Browning's 13-year-job as editor-in-chief of House & Garden fulfillingly defined her days and her identity; when the magazine folded two years ago, she was shaken to the core of her being. Having maintained her Westchester house, family of two grown sons, extensive garden, and frequent dining out, her life and general sense of self was radically shaken over the next year, and in this enchanting, funny, deeply gracious memoir, Browning, many years divorced, recounts how she found enlightenment at the other end. Writing was one way to absorb the panic; she went on a muffin-baking binge and gained 15 pounds; lost track of days, remaining comfortingly in her pjs and yearning perilously to reconnect to a former lover she calls Stroller, who was deemed wrong for her by everyone she knew. A few small decisions had enormous impact, such as when insomnia compelled her to tackle Bach's Goldberg Variations on the piano, and poignantly she refocused on her artistic nature. There is such feeling and care on each page of Browning's well-honed memoir—her rediscovery of nature, her avowal to let love find her rather than seek it, tapping satisfying work at her own keyboard—that the reader is swept along in a pleasant mood of transcendence.
Publishers Weekly


Discussion Questions
1. How does Dominique ultimately define slow love?

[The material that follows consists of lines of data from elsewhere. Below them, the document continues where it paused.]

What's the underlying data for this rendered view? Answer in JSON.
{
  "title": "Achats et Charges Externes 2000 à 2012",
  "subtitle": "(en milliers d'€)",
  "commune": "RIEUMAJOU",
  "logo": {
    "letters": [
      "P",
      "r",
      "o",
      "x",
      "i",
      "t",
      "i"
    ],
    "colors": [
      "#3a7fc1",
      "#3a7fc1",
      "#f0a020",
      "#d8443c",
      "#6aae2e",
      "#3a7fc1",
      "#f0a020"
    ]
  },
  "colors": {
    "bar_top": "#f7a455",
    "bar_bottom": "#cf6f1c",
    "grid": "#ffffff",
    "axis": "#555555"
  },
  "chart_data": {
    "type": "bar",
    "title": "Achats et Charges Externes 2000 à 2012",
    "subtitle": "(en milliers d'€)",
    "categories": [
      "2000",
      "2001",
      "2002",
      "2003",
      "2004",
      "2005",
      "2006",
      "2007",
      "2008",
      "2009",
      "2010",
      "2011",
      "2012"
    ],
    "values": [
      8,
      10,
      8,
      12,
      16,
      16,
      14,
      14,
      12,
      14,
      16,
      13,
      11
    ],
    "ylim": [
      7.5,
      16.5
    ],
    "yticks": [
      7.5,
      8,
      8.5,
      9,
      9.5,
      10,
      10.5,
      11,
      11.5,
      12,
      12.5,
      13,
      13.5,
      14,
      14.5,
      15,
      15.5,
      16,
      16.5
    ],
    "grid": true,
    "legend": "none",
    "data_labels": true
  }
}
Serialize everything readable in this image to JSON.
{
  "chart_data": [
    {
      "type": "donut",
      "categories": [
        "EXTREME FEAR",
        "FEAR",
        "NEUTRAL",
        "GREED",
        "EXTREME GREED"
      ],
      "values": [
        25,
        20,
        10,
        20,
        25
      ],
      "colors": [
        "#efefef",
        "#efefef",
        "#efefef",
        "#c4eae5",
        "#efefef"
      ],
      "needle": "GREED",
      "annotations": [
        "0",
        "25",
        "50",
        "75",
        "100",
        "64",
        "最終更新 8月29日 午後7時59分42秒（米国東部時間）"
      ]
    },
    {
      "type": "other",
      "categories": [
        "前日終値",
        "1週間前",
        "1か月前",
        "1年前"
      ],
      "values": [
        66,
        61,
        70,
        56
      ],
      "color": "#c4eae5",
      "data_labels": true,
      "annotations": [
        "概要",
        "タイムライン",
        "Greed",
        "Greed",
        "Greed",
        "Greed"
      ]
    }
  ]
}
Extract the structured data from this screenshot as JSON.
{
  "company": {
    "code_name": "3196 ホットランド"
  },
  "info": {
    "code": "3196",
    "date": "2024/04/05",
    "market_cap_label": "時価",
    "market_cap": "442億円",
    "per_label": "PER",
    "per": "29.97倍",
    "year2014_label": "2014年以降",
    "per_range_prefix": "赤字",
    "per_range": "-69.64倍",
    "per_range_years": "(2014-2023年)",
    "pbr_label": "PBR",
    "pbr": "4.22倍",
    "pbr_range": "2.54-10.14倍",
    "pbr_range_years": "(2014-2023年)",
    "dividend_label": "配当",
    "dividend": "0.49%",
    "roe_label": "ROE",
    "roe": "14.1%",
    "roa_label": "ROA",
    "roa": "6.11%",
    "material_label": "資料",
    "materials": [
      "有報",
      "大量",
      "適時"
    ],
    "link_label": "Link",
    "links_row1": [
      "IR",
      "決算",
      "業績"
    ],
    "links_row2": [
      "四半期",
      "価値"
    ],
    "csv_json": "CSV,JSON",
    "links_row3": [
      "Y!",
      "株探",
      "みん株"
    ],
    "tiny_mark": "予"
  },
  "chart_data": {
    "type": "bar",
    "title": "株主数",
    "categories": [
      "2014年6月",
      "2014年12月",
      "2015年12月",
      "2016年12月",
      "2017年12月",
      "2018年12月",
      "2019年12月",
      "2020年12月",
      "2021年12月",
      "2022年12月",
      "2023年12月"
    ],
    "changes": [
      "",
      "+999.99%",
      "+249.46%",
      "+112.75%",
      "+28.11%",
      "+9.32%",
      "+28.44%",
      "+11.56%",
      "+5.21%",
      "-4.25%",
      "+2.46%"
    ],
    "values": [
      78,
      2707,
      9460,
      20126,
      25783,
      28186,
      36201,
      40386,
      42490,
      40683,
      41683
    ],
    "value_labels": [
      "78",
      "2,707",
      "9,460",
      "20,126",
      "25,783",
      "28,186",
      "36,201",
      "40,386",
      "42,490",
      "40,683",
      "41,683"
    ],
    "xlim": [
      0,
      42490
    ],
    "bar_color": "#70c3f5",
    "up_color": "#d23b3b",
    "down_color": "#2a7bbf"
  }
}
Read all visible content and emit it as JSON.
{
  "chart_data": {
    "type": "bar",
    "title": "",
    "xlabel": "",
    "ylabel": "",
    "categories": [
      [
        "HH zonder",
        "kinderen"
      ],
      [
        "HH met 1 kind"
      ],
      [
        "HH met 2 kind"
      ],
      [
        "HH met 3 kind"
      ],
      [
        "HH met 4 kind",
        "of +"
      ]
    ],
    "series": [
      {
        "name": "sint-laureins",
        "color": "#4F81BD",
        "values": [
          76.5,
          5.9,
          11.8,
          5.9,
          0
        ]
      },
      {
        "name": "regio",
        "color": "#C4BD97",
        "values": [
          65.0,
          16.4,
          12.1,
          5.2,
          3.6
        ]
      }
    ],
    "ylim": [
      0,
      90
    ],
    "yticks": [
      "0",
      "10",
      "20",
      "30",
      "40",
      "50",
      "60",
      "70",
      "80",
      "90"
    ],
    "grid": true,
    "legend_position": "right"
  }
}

What does “slow love” mean to you, and how can you maintain it throughout all walks of life, regardless of employment?

2. Have you or a loved one lost a job? How did you get or give support? How did you adapt your lifestyle as a consequence? How does the structure of the work day shape the way you live your life?

3. While at Condé Nast, Dominique often spent more time with her “office family” than her own. How do you reconcile your work life and your home life? Does one role overwhelm the other? How do you shift between the two?

4. After House & Garden folded, Dominique discovers that some friends are much less friendly once she loses her powerful status. How have you dealt with fair-weather friends? How can we cultivate enduring friendships?

5. Dominique calls her house a Museum of Happiest Memories: so much of her family life revolves around the house. How does a family change when the house that unifies it is no longer present? What makes a house a home, and how can you carry your“happiest memories” with you when it’s gone?

6. Dominique often turns to food for comfort, especially eggs, cookies, and the deluge of muffins. What are your comfort foods, and why is food so comforting for us? How does your relationship with food change based on your daily routine?

7. Dr. Pat recommended a strict diet for Dominique, complete with a daily meal schedule. How does the structure of this diet reflect the structure of a work day? How can we balance our need for structure with the idea of slow love?

8. Dominique makes multiple attempts to integrate herself into Stroller’s life, from bringing her clothes into his closet to planting mint in his yard. How do you share a life with someone? When those efforts are thwarted, what keeps you in a relationship past its expiration date?

9. One of Dominique’s preferred ways to slow down is by gardening and communing with nature. Where do you find natural beauty? How do you bring that outdoor serenity into your home?

10. Dominique calls the period of mid-life her “intertidal years.” How are transitional states featured throughout the book? What distinguishes this time of life from that which precedes it?